Complementary Sequences

Another interesting item from James Tanton’s Mathematics Galore! (2012):

Write down a sequence of positive integers that never decreases. The list can include duplicates. As an example, here’s a list of primes:

2, 3, 5, 7, 11, 13

Call the sequence pn. Now, a “frequency sequence” records the number of members less than 1, less than 2, and so on. For the list of primes above, the frequency sequence is:

0, 0, 1, 2, 2, 3, 3, 4, 4, 4, 4, 5, 5, 6

Pleasingly, the frequency sequence of the frequency sequence of pn is pn. That is, if we take the frequency sequence of the list 0, 0, 1, 2, 2, 3, 3, 4, 4, 4, 4, 5, 5, 6 above, we get 2, 3, 5, 7, 11, 13 again.

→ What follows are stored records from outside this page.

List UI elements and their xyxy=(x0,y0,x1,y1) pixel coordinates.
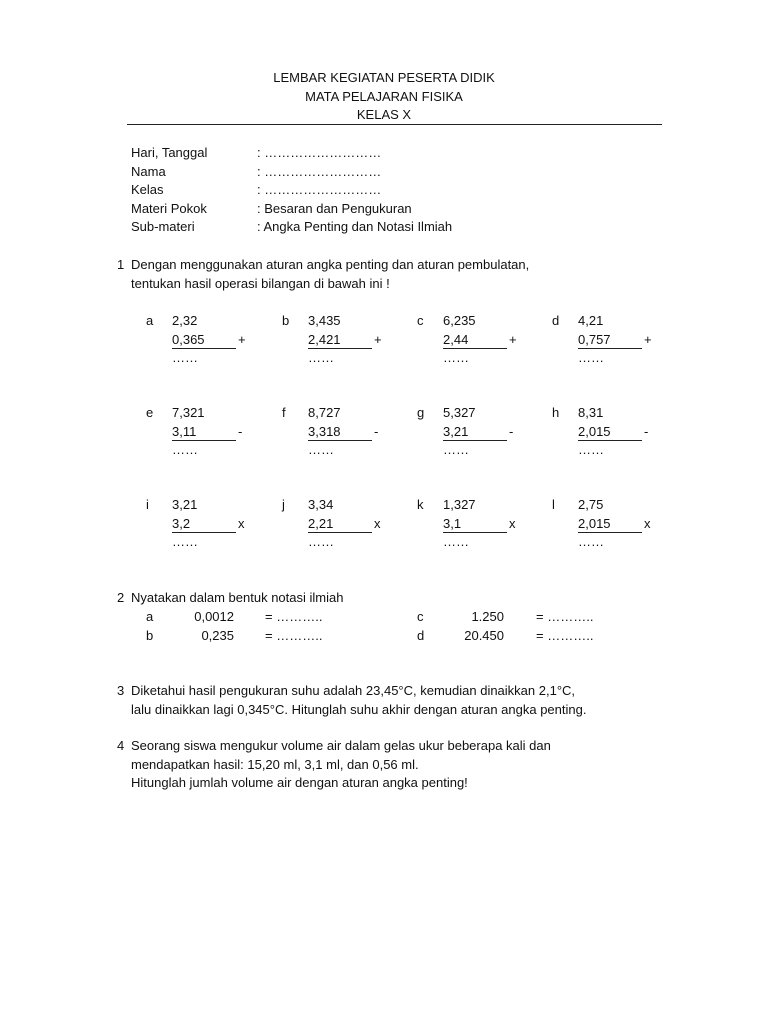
q1-text-line-1: Dengan menggunakan aturan angka penting dan aturan pembulatan, xyxy=(131,257,530,272)
header-line-2: MATA PELAJARAN FISIKA xyxy=(305,89,463,104)
q1-b-letter: b xyxy=(282,313,290,328)
info-value-name: : ……………………… xyxy=(257,164,382,179)
q2-answer-b: = ……….. xyxy=(265,628,323,643)
q4-text-line-2: mendapatkan hasil: 15,20 ml, 3,1 ml, dan 0,56 ml. xyxy=(131,757,419,772)
q1-i-letter: i xyxy=(146,497,149,512)
q2-answer-c: = ……….. xyxy=(536,609,594,624)
q1-k-operand-top: 1,327 xyxy=(443,497,476,512)
q1-h-result: …… xyxy=(578,442,604,457)
q1-d-operand-top: 4,21 xyxy=(578,313,604,328)
q1-j-letter: j xyxy=(282,497,285,512)
q1-i-operand-bottom: 3,2 xyxy=(172,516,191,531)
q1-c-sum-line xyxy=(443,348,507,349)
q1-b-sum-line xyxy=(308,348,372,349)
q1-j-sum-line xyxy=(308,532,372,533)
q1-b-operand-top: 3,435 xyxy=(308,313,341,328)
q1-c-letter: c xyxy=(417,313,424,328)
q1-g-letter: g xyxy=(417,405,425,420)
q1-number: 1 xyxy=(117,257,125,272)
q2-number: 2 xyxy=(117,590,125,605)
q1-i-operator: x xyxy=(238,516,245,531)
q1-j-operator: x xyxy=(374,516,381,531)
q1-k-letter: k xyxy=(417,497,424,512)
q2-value-a: 0,0012 xyxy=(194,609,234,624)
q1-h-letter: h xyxy=(552,405,560,420)
q1-i-operand-top: 3,21 xyxy=(172,497,198,512)
q1-j-operand-top: 3,34 xyxy=(308,497,334,512)
q1-k-sum-line xyxy=(443,532,507,533)
q1-f-operator: - xyxy=(374,424,379,439)
q1-c-result: …… xyxy=(443,350,469,365)
q1-l-operand-top: 2,75 xyxy=(578,497,604,512)
q1-f-sum-line xyxy=(308,440,372,441)
q1-a-letter: a xyxy=(146,313,154,328)
q1-h-sum-line xyxy=(578,440,642,441)
q1-f-result: …… xyxy=(308,442,334,457)
q3-number: 3 xyxy=(117,683,125,698)
q1-e-result: …… xyxy=(172,442,198,457)
q2-letter-b: b xyxy=(146,628,154,643)
q1-c-operator: + xyxy=(509,332,517,347)
q1-e-letter: e xyxy=(146,405,154,420)
header-line-3: KELAS X xyxy=(356,107,412,122)
q1-e-sum-line xyxy=(172,440,236,441)
info-value-subtopic: : Angka Penting dan Notasi Ilmiah xyxy=(257,219,453,234)
q1-f-operand-top: 8,727 xyxy=(308,405,341,420)
q1-d-operator: + xyxy=(644,332,652,347)
q1-f-operand-bottom: 3,318 xyxy=(308,424,341,439)
info-label-date: Hari, Tanggal xyxy=(131,145,208,160)
q1-l-operand-bottom: 2,015 xyxy=(578,516,611,531)
q3-text-line-1: Diketahui hasil pengukuran suhu adalah 23,45°C, kemudian dinaikkan 2,1°C, xyxy=(131,683,576,698)
q1-d-letter: d xyxy=(552,313,560,328)
q1-b-operand-bottom: 2,421 xyxy=(308,332,341,347)
q2-text: Nyatakan dalam bentuk notasi ilmiah xyxy=(131,590,344,605)
q1-h-operand-bottom: 2,015 xyxy=(578,424,611,439)
q2-value-b: 0,235 xyxy=(201,628,234,643)
q1-f-letter: f xyxy=(282,405,286,420)
info-label-subtopic: Sub-materi xyxy=(131,219,195,234)
q1-a-operator: + xyxy=(238,332,246,347)
q1-e-operand-top: 7,321 xyxy=(172,405,205,420)
q1-a-sum-line xyxy=(172,348,236,349)
q1-b-operator: + xyxy=(374,332,382,347)
q1-a-operand-bottom: 0,365 xyxy=(172,332,205,347)
q2-value-c: 1.250 xyxy=(471,609,504,624)
q1-g-operand-bottom: 3,21 xyxy=(443,424,469,439)
q1-e-operator: - xyxy=(238,424,243,439)
q1-l-operator: x xyxy=(644,516,651,531)
q2-letter-c: c xyxy=(417,609,424,624)
q2-letter-a: a xyxy=(146,609,154,624)
q1-b-result: …… xyxy=(308,350,334,365)
q2-answer-a: = ……….. xyxy=(265,609,323,624)
info-label-class: Kelas xyxy=(131,182,164,197)
info-value-date: : ……………………… xyxy=(257,145,382,160)
q1-k-result: …… xyxy=(443,534,469,549)
q1-g-operator: - xyxy=(509,424,514,439)
info-value-topic: : Besaran dan Pengukuran xyxy=(257,201,412,216)
q1-l-letter: l xyxy=(552,497,555,512)
q1-k-operand-bottom: 3,1 xyxy=(443,516,462,531)
q4-text-line-3: Hitunglah jumlah volume air dengan aturan angka penting! xyxy=(131,775,468,790)
q1-l-sum-line xyxy=(578,532,642,533)
q1-a-result: …… xyxy=(172,350,198,365)
info-value-class: : ……………………… xyxy=(257,182,382,197)
q4-text-line-1: Seorang siswa mengukur volume air dalam gelas ukur beberapa kali dan xyxy=(131,738,551,753)
q1-text-line-2: tentukan hasil operasi bilangan di bawah ini ! xyxy=(131,276,390,291)
q1-g-sum-line xyxy=(443,440,507,441)
q1-i-sum-line xyxy=(172,532,236,533)
q1-d-operand-bottom: 0,757 xyxy=(578,332,611,347)
q1-d-result: …… xyxy=(578,350,604,365)
info-label-topic: Materi Pokok xyxy=(131,201,207,216)
header-divider xyxy=(127,124,662,125)
q2-letter-d: d xyxy=(417,628,425,643)
q2-value-d: 20.450 xyxy=(464,628,504,643)
q1-j-operand-bottom: 2,21 xyxy=(308,516,334,531)
q1-c-operand-bottom: 2,44 xyxy=(443,332,469,347)
q1-g-operand-top: 5,327 xyxy=(443,405,476,420)
q1-c-operand-top: 6,235 xyxy=(443,313,476,328)
header-line-1: LEMBAR KEGIATAN PESERTA DIDIK xyxy=(273,70,495,85)
q1-i-result: …… xyxy=(172,534,198,549)
q1-k-operator: x xyxy=(509,516,516,531)
q1-l-result: …… xyxy=(578,534,604,549)
q4-number: 4 xyxy=(117,738,125,753)
q1-j-result: …… xyxy=(308,534,334,549)
info-label-name: Nama xyxy=(131,164,166,179)
q1-d-sum-line xyxy=(578,348,642,349)
q1-h-operator: - xyxy=(644,424,649,439)
q3-text-line-2: lalu dinaikkan lagi 0,345°C. Hitunglah suhu akhir dengan aturan angka penting. xyxy=(131,702,587,717)
q1-a-operand-top: 2,32 xyxy=(172,313,198,328)
q1-h-operand-top: 8,31 xyxy=(578,405,604,420)
q1-e-operand-bottom: 3,11 xyxy=(172,424,197,439)
q2-answer-d: = ……….. xyxy=(536,628,594,643)
q1-g-result: …… xyxy=(443,442,469,457)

Now add position numbers to each of the two lists, pn and its frequency sequence — that is, add 1 to the first element of each, 2 to the second, and so on. With the primes that gives us:

Pn: 3, 5, 8, 11, 16, 19 …

Qn: 1, 2, 4, 6, 7, 9, 10, 12, 13, 14, 15, 17, 18, 20 …

These two sequences will always be complementary — all the counting numbers appear, but they’re split between the two sequences, with no duplicates.